The Q₁₀ rule is commonly used to estimate the shelf life of drugs in solutions or drug powders for which the degradation process is temperature-dependent.⁵³ Although accelerated stability assessments can be applied to ointment formulations, there is no assurance that the obtained results can be extra-polated to different storage conditions or quantitative expiry dating. Changes in temperature may alter other factors that affect drug stability. For example, the crystallization and viscosity characteristics of emulsions change as temperature increases.⁵⁴ Thus, further studies are necessary not only to observe any potential changes in physicochemical stability but also to determine in vivo efficacy for atopic dermatitis treatment.

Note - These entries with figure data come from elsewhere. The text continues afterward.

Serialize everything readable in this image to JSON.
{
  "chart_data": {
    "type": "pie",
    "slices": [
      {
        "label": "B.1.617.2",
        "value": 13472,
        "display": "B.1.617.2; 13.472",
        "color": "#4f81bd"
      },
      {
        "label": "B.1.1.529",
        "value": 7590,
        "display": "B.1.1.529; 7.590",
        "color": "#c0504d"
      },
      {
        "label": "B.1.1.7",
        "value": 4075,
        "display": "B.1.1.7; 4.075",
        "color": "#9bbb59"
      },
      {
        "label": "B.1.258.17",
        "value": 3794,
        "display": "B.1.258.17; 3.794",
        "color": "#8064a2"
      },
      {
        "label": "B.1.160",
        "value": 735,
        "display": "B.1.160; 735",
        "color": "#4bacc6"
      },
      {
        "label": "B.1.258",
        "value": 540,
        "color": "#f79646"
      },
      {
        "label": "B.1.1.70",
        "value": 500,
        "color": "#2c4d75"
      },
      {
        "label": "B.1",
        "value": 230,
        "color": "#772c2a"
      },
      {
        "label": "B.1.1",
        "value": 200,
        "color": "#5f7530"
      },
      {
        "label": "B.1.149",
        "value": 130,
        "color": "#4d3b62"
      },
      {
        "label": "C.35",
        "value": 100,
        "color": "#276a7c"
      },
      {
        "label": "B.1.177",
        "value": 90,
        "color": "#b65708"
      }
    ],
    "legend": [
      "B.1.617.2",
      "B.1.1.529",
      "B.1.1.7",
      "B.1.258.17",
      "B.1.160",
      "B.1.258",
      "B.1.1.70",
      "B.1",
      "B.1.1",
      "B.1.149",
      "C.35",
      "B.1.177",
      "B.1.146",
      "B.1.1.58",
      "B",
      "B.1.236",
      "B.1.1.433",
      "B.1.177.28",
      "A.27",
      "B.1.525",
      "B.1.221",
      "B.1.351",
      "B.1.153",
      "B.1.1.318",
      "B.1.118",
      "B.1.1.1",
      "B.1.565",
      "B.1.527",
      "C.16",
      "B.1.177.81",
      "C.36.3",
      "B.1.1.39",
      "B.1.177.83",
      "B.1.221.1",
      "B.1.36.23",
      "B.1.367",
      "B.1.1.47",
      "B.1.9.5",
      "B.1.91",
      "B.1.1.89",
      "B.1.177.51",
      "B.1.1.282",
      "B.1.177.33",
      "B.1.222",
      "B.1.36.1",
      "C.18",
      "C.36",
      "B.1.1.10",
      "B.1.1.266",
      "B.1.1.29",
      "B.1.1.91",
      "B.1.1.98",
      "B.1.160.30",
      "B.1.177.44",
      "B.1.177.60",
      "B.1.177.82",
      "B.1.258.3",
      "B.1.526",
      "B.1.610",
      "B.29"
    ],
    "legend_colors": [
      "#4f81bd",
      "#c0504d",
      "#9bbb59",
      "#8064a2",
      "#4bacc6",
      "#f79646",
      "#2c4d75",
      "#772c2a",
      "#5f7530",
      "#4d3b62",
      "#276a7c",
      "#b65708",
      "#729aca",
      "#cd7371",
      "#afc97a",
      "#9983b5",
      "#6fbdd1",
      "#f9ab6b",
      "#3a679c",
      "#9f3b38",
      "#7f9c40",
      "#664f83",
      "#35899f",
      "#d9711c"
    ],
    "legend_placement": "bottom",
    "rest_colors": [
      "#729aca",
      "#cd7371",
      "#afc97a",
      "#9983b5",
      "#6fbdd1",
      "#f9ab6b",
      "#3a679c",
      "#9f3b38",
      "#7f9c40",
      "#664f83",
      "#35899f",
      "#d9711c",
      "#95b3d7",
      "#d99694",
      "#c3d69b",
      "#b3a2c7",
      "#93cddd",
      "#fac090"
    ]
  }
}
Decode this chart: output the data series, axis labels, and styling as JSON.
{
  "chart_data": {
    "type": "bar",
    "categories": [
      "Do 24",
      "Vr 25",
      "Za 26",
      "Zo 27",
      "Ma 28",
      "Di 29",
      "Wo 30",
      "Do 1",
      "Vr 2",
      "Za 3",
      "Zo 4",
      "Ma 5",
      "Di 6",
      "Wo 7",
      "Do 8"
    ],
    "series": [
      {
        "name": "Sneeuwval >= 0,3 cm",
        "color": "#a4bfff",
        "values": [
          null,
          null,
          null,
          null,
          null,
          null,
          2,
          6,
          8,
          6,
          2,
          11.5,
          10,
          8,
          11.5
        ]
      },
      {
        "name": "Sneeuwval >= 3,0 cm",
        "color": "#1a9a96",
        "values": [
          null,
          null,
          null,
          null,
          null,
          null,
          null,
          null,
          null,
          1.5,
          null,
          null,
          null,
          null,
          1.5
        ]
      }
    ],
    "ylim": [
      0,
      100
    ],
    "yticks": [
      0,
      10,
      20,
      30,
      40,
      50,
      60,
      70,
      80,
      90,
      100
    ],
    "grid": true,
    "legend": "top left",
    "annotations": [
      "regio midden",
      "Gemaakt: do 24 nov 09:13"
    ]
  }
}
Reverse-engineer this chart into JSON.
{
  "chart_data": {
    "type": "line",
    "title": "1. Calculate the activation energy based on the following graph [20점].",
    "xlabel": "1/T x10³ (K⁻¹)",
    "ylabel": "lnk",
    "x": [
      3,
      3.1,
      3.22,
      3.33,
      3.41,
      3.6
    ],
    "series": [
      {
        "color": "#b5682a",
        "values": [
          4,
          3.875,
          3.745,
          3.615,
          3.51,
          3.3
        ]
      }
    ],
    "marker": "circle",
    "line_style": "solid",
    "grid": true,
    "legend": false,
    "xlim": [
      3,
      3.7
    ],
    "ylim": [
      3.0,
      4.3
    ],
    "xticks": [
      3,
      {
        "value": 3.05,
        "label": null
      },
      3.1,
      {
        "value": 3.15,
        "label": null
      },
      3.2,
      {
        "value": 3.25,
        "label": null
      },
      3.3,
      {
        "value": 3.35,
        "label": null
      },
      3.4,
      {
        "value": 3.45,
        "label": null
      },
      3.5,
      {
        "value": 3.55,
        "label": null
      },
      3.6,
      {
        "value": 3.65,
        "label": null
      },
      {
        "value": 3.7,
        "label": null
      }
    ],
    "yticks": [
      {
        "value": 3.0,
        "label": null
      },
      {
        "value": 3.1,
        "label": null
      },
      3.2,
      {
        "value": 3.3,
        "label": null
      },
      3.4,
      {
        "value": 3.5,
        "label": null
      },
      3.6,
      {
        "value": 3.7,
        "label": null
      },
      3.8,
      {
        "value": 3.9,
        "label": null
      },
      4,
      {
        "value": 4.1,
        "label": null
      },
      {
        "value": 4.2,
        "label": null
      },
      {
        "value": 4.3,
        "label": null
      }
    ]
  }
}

ASEx-containing ointments were successfully formulated in the presence or absence of zinc stearate as a stabilizer. The rheological behavior of both the PEG-based and white petrolatum-based ointments displayed a shear-thinning system, indicating good flow properties for topical application. PEG molecules are able to form complexes with ORG and zinc stearate via hydrogen bonding, improving ASEx stability and providing high viscosity to the ointment matrix. Based on the Q₁₀ method, the shelf life of P3 was estimated to be more than four years at 25 °C, suggesting that the P3 formulation containing 5% zinc stearate may be a suitable candidate for topical formulations with improved stability of ASEx. However, further studies are needed to evaluate the formulation’s in vivo efficacy for the treatment of atopic dermatitis.